Jamais cette vérité essentielle n’avait été exprimée avec autant de force et de netteté dans un meeting électoral. C’est une date et c’est ce qu’il y eut de très positif dans ce discours qui fait ainsi franchir un pas au débat politique mais, pour le reste, sur le fond du propos, il y avait là plus d’un sujet d’étonnement.

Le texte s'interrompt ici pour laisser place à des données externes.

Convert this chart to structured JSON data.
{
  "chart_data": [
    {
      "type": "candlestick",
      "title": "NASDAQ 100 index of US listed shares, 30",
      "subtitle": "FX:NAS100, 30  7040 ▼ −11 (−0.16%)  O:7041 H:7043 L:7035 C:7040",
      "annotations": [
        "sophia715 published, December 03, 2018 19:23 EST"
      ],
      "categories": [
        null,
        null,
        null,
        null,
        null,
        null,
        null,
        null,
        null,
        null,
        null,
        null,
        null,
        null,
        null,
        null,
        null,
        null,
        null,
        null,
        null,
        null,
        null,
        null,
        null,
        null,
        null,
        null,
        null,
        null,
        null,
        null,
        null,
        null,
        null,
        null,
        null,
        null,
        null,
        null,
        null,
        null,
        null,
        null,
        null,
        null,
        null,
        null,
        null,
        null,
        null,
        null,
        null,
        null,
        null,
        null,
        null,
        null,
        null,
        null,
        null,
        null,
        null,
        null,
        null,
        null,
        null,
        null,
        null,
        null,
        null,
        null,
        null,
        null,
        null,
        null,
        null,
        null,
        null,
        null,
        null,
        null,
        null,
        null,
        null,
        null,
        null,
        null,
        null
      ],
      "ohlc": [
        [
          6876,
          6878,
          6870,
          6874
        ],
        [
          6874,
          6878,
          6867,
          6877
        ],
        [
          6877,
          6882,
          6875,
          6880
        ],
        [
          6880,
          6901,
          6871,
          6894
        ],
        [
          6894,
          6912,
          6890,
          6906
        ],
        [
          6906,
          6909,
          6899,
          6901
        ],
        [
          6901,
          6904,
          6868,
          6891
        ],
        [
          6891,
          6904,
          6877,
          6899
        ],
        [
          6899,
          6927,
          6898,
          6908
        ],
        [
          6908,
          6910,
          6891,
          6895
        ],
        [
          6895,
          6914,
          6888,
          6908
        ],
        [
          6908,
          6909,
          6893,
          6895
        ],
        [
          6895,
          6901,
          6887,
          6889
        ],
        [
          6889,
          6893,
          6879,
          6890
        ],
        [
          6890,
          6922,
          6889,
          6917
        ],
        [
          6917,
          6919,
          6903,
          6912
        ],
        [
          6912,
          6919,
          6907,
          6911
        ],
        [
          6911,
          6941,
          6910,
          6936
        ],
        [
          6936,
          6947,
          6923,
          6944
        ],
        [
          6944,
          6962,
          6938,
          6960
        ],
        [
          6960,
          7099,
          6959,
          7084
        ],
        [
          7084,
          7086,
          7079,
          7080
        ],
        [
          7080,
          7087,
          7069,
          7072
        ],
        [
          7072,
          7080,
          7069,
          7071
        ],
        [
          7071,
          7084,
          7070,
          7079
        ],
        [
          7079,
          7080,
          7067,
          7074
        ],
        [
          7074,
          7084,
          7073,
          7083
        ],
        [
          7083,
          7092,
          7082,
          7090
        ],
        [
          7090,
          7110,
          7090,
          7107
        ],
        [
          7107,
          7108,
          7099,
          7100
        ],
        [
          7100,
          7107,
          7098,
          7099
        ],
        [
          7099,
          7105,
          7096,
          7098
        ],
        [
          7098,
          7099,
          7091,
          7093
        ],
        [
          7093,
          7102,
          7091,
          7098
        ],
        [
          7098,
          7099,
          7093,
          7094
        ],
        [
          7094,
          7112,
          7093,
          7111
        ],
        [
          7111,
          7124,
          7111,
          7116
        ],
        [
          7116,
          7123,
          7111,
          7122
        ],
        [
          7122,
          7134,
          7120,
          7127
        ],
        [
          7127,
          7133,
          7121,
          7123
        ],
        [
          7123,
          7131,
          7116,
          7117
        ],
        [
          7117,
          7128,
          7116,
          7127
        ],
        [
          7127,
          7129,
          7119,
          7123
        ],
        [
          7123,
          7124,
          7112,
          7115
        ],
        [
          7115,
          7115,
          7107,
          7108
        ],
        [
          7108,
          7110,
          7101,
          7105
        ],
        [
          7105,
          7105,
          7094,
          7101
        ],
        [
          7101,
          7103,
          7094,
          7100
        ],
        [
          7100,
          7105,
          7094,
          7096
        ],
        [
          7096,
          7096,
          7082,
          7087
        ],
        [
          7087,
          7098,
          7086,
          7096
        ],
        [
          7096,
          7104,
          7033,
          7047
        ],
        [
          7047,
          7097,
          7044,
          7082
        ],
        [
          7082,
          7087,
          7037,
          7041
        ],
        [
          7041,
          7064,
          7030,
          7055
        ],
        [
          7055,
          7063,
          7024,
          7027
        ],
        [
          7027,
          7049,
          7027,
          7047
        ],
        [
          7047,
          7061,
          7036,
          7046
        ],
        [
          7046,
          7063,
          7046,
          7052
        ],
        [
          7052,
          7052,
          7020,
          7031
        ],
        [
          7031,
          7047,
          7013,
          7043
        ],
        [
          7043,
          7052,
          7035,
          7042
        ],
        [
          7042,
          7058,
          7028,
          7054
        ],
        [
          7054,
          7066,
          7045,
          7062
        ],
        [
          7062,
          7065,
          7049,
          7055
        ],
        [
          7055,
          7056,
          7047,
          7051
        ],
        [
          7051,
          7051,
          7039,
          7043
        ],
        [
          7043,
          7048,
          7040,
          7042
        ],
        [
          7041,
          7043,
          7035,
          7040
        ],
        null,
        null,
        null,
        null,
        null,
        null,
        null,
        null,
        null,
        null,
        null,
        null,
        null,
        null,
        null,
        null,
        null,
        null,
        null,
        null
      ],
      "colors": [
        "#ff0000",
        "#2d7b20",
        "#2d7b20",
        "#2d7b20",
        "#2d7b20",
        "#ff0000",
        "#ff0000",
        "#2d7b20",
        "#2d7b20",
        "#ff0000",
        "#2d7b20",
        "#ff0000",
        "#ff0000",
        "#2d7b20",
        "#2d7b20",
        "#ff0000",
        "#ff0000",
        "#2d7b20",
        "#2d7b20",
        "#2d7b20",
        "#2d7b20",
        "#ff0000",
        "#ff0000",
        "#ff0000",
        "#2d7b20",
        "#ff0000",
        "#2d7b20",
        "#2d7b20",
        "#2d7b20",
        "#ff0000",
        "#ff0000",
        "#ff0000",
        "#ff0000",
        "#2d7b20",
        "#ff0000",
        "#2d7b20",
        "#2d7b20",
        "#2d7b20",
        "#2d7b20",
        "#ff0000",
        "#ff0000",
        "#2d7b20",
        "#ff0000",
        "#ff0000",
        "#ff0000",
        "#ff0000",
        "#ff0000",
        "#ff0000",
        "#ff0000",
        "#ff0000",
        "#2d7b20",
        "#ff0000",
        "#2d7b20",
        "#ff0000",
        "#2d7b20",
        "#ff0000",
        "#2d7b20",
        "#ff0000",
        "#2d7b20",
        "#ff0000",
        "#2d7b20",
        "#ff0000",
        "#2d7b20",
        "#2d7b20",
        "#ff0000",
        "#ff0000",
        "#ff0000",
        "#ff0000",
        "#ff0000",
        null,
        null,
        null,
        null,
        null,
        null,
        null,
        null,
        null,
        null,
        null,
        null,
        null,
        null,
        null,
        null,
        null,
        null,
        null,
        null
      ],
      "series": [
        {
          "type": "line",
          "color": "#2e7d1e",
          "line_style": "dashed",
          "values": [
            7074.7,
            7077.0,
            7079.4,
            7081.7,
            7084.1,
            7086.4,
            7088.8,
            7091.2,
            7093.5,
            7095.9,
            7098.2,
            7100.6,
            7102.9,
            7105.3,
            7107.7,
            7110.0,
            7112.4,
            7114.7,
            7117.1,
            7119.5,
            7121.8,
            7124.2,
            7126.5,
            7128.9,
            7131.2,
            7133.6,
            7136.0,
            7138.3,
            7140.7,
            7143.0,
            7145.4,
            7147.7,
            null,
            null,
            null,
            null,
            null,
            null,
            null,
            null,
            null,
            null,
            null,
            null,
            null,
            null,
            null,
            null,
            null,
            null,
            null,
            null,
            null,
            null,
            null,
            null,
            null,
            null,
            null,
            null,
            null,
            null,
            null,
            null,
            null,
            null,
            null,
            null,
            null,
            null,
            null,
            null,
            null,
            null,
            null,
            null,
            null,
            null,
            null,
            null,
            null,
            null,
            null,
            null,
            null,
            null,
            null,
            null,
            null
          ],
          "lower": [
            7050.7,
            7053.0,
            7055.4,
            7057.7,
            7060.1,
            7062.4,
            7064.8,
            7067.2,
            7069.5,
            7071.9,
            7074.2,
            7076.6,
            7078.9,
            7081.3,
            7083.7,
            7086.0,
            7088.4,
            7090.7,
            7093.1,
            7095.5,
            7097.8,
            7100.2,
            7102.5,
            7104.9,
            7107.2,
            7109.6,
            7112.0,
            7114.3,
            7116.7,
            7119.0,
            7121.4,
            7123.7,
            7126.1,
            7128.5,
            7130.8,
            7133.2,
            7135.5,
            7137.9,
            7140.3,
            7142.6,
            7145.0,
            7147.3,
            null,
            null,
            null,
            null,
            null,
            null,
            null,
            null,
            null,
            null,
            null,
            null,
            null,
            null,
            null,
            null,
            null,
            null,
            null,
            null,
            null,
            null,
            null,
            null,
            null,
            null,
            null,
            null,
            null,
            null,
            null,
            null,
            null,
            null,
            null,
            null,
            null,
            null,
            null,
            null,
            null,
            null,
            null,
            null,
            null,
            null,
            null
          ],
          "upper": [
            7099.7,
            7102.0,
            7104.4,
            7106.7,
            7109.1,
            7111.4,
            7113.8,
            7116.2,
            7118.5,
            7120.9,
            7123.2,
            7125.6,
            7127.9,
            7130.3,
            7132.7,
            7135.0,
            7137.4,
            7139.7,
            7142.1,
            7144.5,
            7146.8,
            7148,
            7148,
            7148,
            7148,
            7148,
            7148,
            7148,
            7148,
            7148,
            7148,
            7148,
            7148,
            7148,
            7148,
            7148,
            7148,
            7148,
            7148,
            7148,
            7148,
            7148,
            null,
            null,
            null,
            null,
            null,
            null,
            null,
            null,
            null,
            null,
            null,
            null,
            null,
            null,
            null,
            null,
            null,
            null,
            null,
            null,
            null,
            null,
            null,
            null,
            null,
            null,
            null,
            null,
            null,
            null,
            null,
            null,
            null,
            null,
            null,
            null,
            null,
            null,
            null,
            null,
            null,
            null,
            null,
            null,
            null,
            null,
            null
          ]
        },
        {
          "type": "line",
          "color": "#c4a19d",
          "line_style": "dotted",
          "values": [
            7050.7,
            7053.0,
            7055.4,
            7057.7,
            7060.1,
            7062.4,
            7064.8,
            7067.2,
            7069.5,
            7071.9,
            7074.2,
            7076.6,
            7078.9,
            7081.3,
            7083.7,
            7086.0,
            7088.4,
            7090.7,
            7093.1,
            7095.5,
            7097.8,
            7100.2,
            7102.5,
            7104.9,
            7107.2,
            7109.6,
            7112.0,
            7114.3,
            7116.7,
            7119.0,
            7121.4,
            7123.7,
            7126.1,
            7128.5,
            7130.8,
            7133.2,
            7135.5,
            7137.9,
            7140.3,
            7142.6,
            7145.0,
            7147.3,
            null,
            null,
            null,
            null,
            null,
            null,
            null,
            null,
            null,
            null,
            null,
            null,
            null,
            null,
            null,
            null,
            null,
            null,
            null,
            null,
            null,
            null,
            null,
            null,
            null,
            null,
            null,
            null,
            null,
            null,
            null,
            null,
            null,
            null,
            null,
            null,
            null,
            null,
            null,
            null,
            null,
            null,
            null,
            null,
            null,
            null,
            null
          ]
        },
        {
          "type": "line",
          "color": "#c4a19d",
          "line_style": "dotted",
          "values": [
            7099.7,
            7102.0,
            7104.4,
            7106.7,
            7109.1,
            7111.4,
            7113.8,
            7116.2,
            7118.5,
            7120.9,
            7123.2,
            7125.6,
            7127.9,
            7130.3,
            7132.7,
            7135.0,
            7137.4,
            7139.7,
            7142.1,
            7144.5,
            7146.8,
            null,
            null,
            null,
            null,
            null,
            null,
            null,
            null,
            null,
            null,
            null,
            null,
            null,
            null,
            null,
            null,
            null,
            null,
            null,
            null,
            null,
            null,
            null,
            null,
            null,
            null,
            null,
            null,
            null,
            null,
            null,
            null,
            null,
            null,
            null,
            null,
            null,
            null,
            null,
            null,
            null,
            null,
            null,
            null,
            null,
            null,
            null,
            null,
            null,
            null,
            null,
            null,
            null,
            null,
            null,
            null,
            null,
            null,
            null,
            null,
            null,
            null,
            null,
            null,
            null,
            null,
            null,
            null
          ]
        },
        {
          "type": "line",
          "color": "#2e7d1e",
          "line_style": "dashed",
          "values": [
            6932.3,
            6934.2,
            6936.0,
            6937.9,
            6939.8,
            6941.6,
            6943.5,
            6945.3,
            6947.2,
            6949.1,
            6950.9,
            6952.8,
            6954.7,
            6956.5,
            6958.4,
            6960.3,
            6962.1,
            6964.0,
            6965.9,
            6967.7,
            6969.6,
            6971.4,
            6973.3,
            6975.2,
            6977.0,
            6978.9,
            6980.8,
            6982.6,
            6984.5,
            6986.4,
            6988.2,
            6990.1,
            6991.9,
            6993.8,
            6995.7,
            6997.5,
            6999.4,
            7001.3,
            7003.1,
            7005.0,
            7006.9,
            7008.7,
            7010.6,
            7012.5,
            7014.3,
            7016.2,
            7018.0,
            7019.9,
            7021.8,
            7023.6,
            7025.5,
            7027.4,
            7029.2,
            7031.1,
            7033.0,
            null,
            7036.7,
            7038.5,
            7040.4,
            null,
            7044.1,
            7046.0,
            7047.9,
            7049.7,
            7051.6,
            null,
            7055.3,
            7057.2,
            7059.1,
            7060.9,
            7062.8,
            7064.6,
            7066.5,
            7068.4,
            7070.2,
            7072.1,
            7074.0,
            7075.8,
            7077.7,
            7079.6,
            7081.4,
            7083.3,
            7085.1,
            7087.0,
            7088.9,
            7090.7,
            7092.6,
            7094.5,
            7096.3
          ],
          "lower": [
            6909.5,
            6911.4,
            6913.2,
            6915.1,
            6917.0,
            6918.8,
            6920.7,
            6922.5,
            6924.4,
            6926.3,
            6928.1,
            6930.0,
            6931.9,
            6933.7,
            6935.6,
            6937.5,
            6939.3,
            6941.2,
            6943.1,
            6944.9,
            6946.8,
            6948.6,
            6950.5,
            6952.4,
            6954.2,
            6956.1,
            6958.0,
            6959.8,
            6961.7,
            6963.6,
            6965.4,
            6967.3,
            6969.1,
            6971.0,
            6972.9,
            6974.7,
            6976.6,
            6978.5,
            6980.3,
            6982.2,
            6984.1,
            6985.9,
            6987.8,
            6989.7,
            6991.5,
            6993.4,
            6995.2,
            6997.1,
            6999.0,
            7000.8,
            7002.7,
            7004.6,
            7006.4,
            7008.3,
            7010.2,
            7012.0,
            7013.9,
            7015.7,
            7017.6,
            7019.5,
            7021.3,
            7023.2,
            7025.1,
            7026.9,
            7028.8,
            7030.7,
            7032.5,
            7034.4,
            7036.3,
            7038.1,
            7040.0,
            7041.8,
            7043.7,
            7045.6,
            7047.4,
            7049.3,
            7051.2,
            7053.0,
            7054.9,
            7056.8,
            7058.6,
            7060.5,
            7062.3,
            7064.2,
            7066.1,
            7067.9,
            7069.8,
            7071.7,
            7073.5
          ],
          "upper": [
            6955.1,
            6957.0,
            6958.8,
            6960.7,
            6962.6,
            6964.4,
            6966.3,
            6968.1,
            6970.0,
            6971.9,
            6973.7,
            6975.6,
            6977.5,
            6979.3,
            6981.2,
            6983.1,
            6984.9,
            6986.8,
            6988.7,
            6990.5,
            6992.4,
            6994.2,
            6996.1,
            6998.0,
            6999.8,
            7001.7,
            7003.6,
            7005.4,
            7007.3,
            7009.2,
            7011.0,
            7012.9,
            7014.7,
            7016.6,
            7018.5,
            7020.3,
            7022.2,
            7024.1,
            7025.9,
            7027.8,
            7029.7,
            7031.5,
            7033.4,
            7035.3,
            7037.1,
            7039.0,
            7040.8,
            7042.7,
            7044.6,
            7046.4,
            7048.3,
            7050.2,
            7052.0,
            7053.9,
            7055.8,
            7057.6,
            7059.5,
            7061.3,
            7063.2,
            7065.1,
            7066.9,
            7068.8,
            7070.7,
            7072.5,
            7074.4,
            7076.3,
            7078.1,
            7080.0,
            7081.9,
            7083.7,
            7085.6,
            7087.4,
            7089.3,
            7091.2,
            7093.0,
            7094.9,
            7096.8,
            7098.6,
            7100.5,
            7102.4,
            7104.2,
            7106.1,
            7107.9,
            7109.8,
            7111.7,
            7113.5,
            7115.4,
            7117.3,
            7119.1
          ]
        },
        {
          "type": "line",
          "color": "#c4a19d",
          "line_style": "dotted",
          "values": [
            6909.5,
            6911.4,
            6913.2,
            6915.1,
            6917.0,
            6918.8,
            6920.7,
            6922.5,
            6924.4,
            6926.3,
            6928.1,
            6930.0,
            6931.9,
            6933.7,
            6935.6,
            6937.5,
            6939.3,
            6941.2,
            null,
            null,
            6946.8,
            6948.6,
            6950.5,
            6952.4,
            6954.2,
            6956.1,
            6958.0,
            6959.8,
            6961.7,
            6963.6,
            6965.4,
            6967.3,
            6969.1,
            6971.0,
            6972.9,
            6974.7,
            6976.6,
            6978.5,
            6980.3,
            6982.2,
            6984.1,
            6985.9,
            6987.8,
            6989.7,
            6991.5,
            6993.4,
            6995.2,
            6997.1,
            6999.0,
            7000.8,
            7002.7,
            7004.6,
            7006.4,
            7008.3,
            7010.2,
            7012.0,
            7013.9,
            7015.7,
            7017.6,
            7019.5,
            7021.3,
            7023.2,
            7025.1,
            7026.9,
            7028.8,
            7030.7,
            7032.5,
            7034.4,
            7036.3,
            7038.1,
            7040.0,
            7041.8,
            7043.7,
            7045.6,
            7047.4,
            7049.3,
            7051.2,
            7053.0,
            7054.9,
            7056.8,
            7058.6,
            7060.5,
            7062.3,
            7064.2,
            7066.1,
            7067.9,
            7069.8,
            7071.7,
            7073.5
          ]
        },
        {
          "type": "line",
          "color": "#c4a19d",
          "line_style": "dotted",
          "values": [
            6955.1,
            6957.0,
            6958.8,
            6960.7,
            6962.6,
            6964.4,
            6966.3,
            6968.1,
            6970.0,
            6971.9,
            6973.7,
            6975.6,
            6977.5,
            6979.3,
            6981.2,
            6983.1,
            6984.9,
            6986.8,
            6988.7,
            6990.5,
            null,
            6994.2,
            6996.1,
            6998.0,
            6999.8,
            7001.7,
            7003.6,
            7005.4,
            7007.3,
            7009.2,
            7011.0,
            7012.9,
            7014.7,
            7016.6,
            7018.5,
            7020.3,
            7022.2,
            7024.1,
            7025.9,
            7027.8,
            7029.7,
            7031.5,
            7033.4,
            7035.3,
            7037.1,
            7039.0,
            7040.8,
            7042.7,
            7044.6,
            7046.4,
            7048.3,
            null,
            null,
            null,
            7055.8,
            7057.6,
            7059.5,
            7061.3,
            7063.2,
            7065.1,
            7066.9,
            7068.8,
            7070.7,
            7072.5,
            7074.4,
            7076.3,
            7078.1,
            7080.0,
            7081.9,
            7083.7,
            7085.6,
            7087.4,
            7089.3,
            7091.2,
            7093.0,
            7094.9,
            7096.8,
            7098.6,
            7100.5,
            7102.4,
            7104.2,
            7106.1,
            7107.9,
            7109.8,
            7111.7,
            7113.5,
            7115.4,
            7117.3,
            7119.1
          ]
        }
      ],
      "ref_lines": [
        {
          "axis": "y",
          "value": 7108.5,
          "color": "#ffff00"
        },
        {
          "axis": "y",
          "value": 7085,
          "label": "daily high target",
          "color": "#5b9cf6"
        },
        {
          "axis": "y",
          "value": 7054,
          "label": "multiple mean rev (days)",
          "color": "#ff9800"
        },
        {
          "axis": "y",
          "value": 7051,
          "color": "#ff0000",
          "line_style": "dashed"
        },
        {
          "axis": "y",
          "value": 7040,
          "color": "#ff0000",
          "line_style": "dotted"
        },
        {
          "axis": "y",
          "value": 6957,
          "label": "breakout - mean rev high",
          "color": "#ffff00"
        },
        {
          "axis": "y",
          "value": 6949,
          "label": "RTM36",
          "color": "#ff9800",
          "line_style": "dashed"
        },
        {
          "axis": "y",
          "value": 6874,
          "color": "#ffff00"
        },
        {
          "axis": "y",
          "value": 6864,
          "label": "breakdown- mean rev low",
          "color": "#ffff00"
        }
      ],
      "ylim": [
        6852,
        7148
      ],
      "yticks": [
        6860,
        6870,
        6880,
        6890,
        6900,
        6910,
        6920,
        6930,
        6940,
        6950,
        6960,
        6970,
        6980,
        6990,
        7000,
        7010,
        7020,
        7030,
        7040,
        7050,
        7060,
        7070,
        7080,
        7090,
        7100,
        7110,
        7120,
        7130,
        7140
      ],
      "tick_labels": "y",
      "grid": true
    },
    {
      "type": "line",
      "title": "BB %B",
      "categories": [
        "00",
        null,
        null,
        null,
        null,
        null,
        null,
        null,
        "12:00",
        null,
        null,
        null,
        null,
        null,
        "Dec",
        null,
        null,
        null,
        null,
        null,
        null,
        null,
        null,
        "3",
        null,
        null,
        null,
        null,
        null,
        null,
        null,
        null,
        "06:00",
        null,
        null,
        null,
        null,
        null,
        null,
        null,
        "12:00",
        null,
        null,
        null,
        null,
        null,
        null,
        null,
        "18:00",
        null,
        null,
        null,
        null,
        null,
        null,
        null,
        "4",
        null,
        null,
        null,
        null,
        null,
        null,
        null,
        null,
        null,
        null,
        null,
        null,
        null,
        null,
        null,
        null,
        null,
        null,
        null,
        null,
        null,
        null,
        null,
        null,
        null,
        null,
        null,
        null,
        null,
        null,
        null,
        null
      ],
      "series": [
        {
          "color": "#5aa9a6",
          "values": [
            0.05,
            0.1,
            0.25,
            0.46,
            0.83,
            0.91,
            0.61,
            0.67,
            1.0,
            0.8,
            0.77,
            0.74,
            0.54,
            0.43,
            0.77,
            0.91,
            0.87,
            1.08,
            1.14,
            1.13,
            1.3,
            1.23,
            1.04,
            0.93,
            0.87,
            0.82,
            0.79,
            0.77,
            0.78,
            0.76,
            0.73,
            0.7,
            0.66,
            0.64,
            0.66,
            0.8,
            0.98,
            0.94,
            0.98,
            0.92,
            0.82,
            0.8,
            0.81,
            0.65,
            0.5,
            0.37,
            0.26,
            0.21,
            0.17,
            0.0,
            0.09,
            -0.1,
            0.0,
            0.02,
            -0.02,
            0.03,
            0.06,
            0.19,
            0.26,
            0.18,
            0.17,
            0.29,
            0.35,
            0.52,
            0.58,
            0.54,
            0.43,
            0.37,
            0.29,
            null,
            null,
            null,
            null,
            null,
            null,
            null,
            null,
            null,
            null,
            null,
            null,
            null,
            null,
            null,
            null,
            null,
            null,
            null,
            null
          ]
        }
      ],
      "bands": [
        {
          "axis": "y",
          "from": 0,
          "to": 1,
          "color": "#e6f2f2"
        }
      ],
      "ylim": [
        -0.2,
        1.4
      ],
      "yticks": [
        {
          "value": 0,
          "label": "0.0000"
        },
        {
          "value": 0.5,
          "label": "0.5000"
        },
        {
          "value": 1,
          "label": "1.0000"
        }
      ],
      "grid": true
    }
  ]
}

Le premier est que le même candidat qui reproche si vivement à son adversaire, François Hollande, de vouloir renégocier l’accord européen de décembre pour y ajouter un volet sur la croissance, n’a pas craint de poser trois ultimatums d’un coup aux autres Etats de l’Union. Si l’accord de Schengen n’est pas modifié sous douze mois, a-t-il dit, la France s’en retirera jusqu’à ce qu’il le soit. Si l’Union, a-t-il ajouté, ne prend pas de mesures, dans les mêmes délais, pour réserver ses marchés publics aux entreprises européennes et une partie de ses commandes publiques à ses PME, la France le fera unilatéralement.

Réélu, Nicolas Sarkozy voudrait engager trois bras de fer d’un coup avec le reste de l’Union et, qu’il ait tort ou raison de le promettre, on voit mal pourquoi ce qui est imputé à crime contre l’Europe à François Hollande n’est, pour lui que nécessaire défense de la Raison, de la France et de l’Union.

Le deuxième sujet d’étonnement est que Nicolas Sarkozy, tout en affirmant, en termes généraux, un profond engagement européen, n’ait pas eu un seul paragraphe, pas un seul, sur les apports et avantages de l’unité européenne et n’ait parlé de l’Union que pour en dénoncer deux méfaits supposés. Elle serait, à l’entendre, la source de l’immigration illégale et de la désindustrialisation alors qu’unis ou désunis, les pays européens ont tout pour aimanter des hommes fuyant la misère, qu’on ne résoudra ce problème qu’en favorisant le développement des pays les plus pauvres et que ce n’est pas l’existence de l’Union mais l’émergence de nouveaux pays industriels dont les coûts de production sont extrêmement bas qui favorise les délocalisations.

Le troisième sujet d’étonnement est donc que Nicolas Sarkozy n’ait parlé que de solutions défensives et non pas offensives, de réactions et non pas des actions qui seraient à engager en prônant, notamment, une politique industrielle européenne qui serait vraiment à même de remuscler l’économie des 27 et l’élaboration d’accords de partenariat entre les deux rives de la Méditerranée – un idée qu’il avait pourtant si ardemment défendue au début de son mandat.

Le dernier sujet d’étonnement, enfin, est que Nicolas Sarkozy ait pu, tout au long de son discours, parler de l’Europe comme d’une force extérieure dont la volonté s’imposerait aux dirigeants nationaux alors que ce sont eux et personne d’autre qui en font les décisions et les traités et tout particulièrement deux d’entre eux, Angela Merkel et… Nicolas Sarkozy lui-même.